先日、中国から来た企業一行に講演をする機会があった。役人ではなく企業人なので、ざっくばらんに話せる雰囲気があった。私は、米中経済戦争とそれに付随するはずの世界経済失速についての懸念を何度も述べた。一行は深くうなずいてくれたのが印象的だった。ただし、「米中経済戦争」ではなく「中米経済戦争」に変更した方がよいと指摘されたが。

(出所:PIXTA)

 このところ、日本企業を回っていても同じく米中経済戦争が話題になる。私の職業柄、出会うのはサプライチェーン・調達・購買業務に属している方々だ。米中の経済の先行きに懸念の声が上がり、そして、何よりも生産地や調達国について深い悩みを吐露される。誰も、正解が分からない。

 分かっているのは、何らかの手段で状況に追随する必要があることだ。五里霧中の状況で、日本企業は相次いで生産地戦略の変更を発表した。目立った事例を幾つか挙げる。

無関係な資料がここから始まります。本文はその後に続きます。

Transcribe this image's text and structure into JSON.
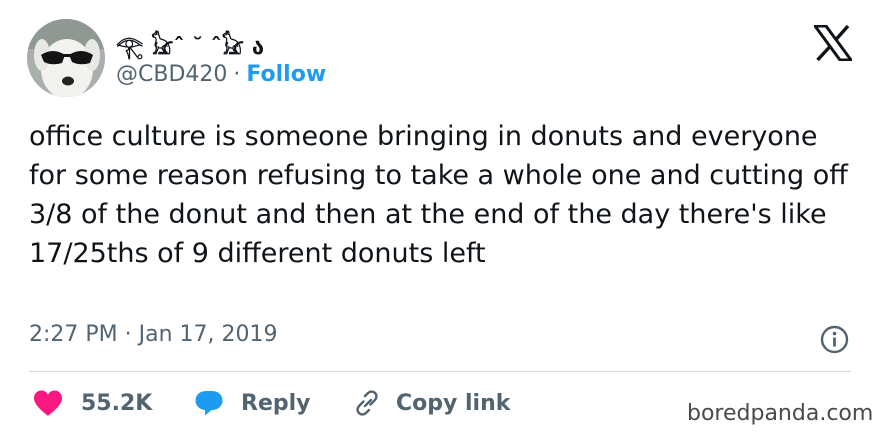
{
  "author": {
    "display_name": "𓂀 𓃠ˆ ˘ ˆ𓃠 ა",
    "handle": "@CBD420",
    "separator": "·",
    "follow_label": "Follow"
  },
  "tweet": {
    "text": "office culture is someone bringing in donuts and everyone for some reason refusing to take a whole one and cutting off 3/8 of the donut and then at the end of the day there's like 17/25ths of 9 different donuts left",
    "timestamp": "2:27 PM · Jan 17, 2019"
  },
  "actions": {
    "likes": "55.2K",
    "reply_label": "Reply",
    "copy_link_label": "Copy link"
  },
  "icons": {
    "brand": "x-logo-icon",
    "info": "info-icon",
    "like": "heart-icon",
    "reply": "speech-bubble-icon",
    "copy": "link-icon"
  },
  "colors": {
    "accent": "#1d9bf0",
    "like": "#f91880",
    "muted": "#536471",
    "text": "#0f1419"
  },
  "watermark": "boredpanda.com"
}
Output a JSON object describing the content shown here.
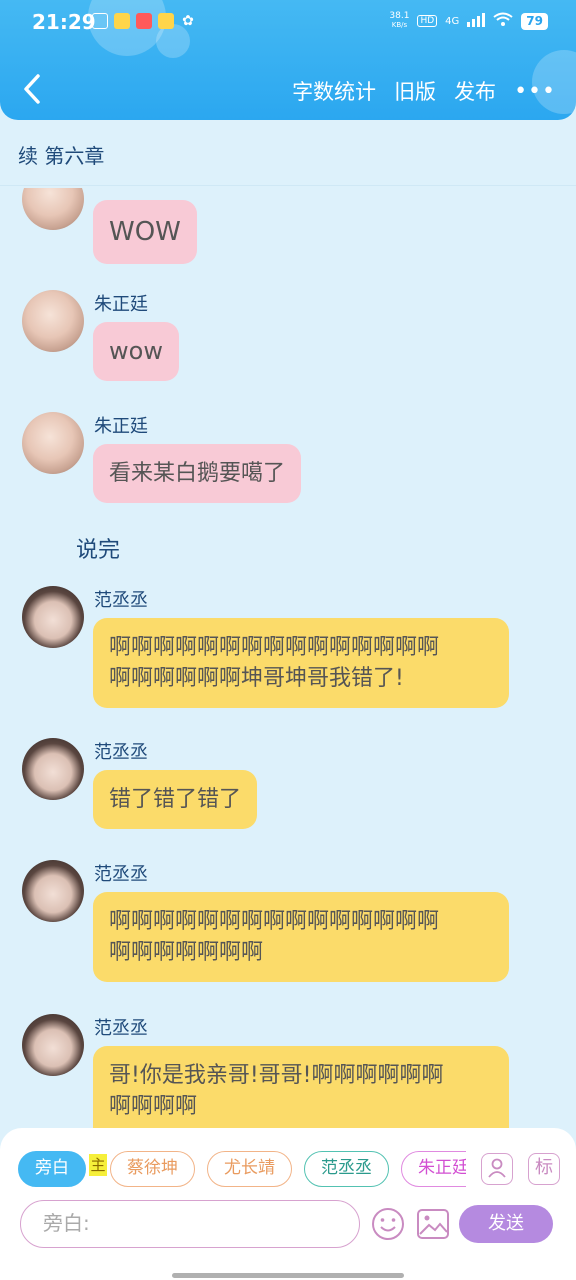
{
  "status_bar": {
    "time": "21:29",
    "net_speed_value": "38.1",
    "net_speed_unit": "KB/s",
    "hd": "HD",
    "network": "4G",
    "battery": "79"
  },
  "header": {
    "back_icon": "chevron-left-icon",
    "actions": [
      "字数统计",
      "旧版",
      "发布"
    ],
    "more_label": "•••"
  },
  "chapter_title": "续 第六章",
  "messages": [
    {
      "sender": "",
      "text": "WOW",
      "color": "pink"
    },
    {
      "sender": "朱正廷",
      "text": "wow",
      "color": "pink"
    },
    {
      "sender": "朱正廷",
      "text": "看来某白鹅要噶了",
      "color": "pink"
    },
    {
      "narration": "说完"
    },
    {
      "sender": "范丞丞",
      "text_lines": [
        "啊啊啊啊啊啊啊啊啊啊啊啊啊啊啊",
        "啊啊啊啊啊啊坤哥坤哥我错了!"
      ],
      "color": "yellow"
    },
    {
      "sender": "范丞丞",
      "text": "错了错了错了",
      "color": "yellow"
    },
    {
      "sender": "范丞丞",
      "text_lines": [
        "啊啊啊啊啊啊啊啊啊啊啊啊啊啊啊",
        "啊啊啊啊啊啊啊"
      ],
      "color": "yellow"
    },
    {
      "sender": "范丞丞",
      "text_lines": [
        "哥!你是我亲哥!哥哥!啊啊啊啊啊啊",
        "啊啊啊啊"
      ],
      "color": "yellow"
    }
  ],
  "bottom_bar": {
    "roles": [
      "旁白",
      "蔡徐坤",
      "尤长靖",
      "范丞丞",
      "朱正廷"
    ],
    "host_tag": "主",
    "role_manage_icon": "person-card-icon",
    "tag_button_label": "标",
    "input_placeholder": "旁白:",
    "emoji_icon": "smiley-icon",
    "image_icon": "image-icon",
    "send_label": "发送"
  },
  "colors": {
    "header": "#2ba7f0",
    "background": "#ddf1fb",
    "bubble_pink": "#f8cad6",
    "bubble_yellow": "#fbdb6a",
    "send_button": "#b58ae0"
  }
}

  • 任天堂は主力の家庭用ゲーム機「ニンテンドースイッチ」を中国で生産しているが、その一部をベトナムに移管する
  • シャープ系列のDynabookは、現在、米国向けノートパソコンを中国で生産しているが、総合的に検討を重ねた結果、ベトナムの新工場に移そうとしている
  • シャープは、車載用ディスプレーについても中国から米国へ送るのは不利だと判断し、同じくベトナムに建設中の新工場で生産する
  • 車載用モーターを手掛けるミツバは、全量ではないが米国向けなど一部製品を中国からベトナムに移管する
  • 富士フイルムは、中国で生産しているインスタントカメラ「チェキ」をフィリピンに移管する
  • アイリスオーヤマは中国工場の生産能力をここ数年で倍増させてきたが、米国向けの一部製品については韓国に移管する

 日本企業に限らず、オランダ・フィリップス(Philips)、米HP、米デル(Dell)などの海外企業も中国から他国への生産移管を検討するという。

国内回帰の動きも

 さらに、生産地を中国から日本に戻す事例も出てきた。

 ケーヒンは、現在中国から米国へ送っているモーターについて、一部は日本の工場から出荷した方が有利と判断し、国内生産に切り替える。このような国内回帰の動きは、同社以外にも見られる。関税を考えると、もはや中国の利点がなくなり、国内に回帰した方がよいというケースは十分にあり得る。

 国内回帰を選択する要因として考えられるのは、移管のスピードだ。中国から別の外国に移管するよりは、日本に移管する、または既存の国内工場の生産量を増やす方が迅速に対応できる。そして、労働集約型の製品ではない場合、つまり人間の手があまりかからず自動化できる工程が多い製品の場合、日本で生産したとしてもコストがさほど不利にならない。

 それは数年前に、ドイツ・アディダス(Adidas)が「スピードファクトリー」と銘打ち、アジアからドイツに生産地を変更したことと相似形だ。このスピードファクトリーは完全自動工場であり、アジアの安価な労働力を必要としないし、アジアから製品を送る時間もコストもかからないというわけである。